While many cancer patients experience molecular diagnostics and targeted therapies as part of standard treatment or through clinical trials provided free-of-charge through the NHS, others turn to private providers to craft their own care pathways, utilising private health insurance, savings, taking out loans or raising money via crowdfunding online. In Chapter 6, we explore how practitioners, patients and their relatives seek to tailor their care and treatment pathways via these kinds of engagements with private healthcare. We examine ambivalence about access to expensive experimental treatments as part of NHS or private care, and draw associations between optimisation, actionability and adaptability via personalised diagnosis and therapies and patient entrepreneurship, and the intensified responsibilities for health and healthcare therein. Through this exploration we situate personalisation in relation to transformations in citizenship and consumption via social media platforms, and argue that this brings another layer of care, biosociality and identity work for patients and their relatives as they navigate the hope and social obligations of personalised cancer therapies.

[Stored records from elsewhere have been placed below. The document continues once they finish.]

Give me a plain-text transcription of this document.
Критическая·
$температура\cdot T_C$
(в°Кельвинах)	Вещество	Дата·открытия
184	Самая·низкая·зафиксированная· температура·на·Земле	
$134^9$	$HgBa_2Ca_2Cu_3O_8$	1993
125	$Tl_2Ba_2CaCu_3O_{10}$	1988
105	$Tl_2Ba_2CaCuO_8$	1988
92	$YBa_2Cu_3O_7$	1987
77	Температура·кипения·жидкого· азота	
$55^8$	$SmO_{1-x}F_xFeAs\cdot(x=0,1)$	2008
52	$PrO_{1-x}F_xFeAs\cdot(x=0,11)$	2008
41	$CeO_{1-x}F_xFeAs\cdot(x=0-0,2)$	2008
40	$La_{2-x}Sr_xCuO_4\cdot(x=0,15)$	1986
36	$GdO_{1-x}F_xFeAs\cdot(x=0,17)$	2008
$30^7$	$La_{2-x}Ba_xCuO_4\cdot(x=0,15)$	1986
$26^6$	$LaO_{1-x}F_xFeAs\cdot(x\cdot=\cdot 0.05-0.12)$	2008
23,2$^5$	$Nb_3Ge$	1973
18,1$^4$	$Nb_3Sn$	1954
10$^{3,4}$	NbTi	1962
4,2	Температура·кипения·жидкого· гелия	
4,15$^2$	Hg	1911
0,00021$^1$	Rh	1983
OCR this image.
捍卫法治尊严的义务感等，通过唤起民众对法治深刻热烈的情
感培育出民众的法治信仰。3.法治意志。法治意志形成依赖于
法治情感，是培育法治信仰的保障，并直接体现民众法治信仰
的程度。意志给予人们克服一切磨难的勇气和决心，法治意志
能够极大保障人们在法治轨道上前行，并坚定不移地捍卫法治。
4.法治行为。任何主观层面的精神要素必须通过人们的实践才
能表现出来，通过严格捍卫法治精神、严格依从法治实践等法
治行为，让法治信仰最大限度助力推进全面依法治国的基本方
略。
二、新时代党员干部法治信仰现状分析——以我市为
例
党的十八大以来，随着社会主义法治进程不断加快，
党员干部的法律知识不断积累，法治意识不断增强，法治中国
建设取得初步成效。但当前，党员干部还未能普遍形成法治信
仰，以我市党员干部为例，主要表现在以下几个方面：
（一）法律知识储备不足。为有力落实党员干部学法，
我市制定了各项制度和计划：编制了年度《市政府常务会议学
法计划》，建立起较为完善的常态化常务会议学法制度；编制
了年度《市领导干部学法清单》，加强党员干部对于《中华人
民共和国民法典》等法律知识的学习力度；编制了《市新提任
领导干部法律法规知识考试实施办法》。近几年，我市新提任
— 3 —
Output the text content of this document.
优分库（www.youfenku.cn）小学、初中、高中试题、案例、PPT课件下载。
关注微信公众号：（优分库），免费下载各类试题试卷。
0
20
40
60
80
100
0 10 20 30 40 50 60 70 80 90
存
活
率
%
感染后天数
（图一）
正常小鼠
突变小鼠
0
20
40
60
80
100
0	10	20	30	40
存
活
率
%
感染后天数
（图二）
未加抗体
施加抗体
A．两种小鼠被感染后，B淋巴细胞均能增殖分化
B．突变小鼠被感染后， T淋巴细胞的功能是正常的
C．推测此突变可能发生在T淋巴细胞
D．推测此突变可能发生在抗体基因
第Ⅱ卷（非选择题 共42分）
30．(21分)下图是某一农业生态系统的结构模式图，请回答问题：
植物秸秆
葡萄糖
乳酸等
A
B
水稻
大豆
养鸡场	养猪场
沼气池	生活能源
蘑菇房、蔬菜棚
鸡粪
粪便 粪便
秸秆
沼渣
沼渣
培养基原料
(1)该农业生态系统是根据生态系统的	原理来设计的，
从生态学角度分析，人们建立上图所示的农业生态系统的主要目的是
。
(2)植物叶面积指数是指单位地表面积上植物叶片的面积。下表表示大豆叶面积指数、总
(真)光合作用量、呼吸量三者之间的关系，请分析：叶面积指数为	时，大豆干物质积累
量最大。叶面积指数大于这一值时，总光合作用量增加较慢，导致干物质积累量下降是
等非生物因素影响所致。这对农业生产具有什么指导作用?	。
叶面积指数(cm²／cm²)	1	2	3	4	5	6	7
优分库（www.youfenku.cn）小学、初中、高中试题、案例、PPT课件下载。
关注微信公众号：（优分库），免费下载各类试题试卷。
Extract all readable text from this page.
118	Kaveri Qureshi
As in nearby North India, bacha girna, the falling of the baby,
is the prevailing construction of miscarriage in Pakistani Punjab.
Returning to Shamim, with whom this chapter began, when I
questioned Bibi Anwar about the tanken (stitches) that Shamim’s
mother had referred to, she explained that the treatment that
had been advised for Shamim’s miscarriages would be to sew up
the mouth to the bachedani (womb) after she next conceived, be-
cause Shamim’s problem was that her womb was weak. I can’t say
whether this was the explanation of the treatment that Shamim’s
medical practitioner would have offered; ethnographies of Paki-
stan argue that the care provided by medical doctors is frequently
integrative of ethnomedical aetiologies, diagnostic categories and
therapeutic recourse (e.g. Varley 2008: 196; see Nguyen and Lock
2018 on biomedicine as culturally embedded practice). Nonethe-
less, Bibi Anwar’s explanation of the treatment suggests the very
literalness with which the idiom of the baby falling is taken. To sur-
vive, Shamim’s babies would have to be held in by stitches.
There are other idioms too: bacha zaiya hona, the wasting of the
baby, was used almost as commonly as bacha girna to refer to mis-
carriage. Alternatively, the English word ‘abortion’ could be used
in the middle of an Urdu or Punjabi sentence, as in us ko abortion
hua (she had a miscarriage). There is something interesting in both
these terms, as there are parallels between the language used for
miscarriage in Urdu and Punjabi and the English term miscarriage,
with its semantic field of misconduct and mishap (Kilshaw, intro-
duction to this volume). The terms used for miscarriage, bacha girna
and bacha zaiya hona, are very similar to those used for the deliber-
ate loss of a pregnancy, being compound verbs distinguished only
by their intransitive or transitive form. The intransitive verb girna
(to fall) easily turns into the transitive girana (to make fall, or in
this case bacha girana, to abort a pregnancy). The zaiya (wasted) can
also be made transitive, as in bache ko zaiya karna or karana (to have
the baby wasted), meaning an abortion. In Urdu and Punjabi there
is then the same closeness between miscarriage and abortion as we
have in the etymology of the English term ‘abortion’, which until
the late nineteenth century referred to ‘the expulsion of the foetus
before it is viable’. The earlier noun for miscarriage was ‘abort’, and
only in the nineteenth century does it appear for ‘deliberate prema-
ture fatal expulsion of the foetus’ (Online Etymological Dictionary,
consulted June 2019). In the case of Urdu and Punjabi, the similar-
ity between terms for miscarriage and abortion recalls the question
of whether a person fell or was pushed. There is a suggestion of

Chapter 7 considers non-participation and exclusions as well as reservation, consternation and rejections around genomic medicine in our research and in the public sphere more generally. We investigate the particular social and cultural contexts in which disengagement and resistance are generated. Exploring negative views and experiences or simply a lack of response to genomic medicine, we consider when these kinds of personalised medicine are ‘not relevant to us’ and why some people just do not have the capacity or resource to engage with them. Rejecting or refusing opportunities to engage with genomic medicine also results from the awareness of competing priorities such as health equality or preventive healthcare as well as a commitment to other forms of care. Not every patient can or wants to craft their own treatment pathways, or looks to the future with a sense of agency and control, and we reflect on what it means to opt out, be excluded or feel left behind by these kinds of research and care. We also discuss the ways in which different agencies and actors strive to tackle disengagement by reaching out to different communities to appeal to their sense of responsibility towards contributing to the prospects of better care for individuals and community now and in the future. We argue that these practices present an important counterpoint to the dominant, inclusive vision of P4 medicine, particularly with regard to personalisation and participation.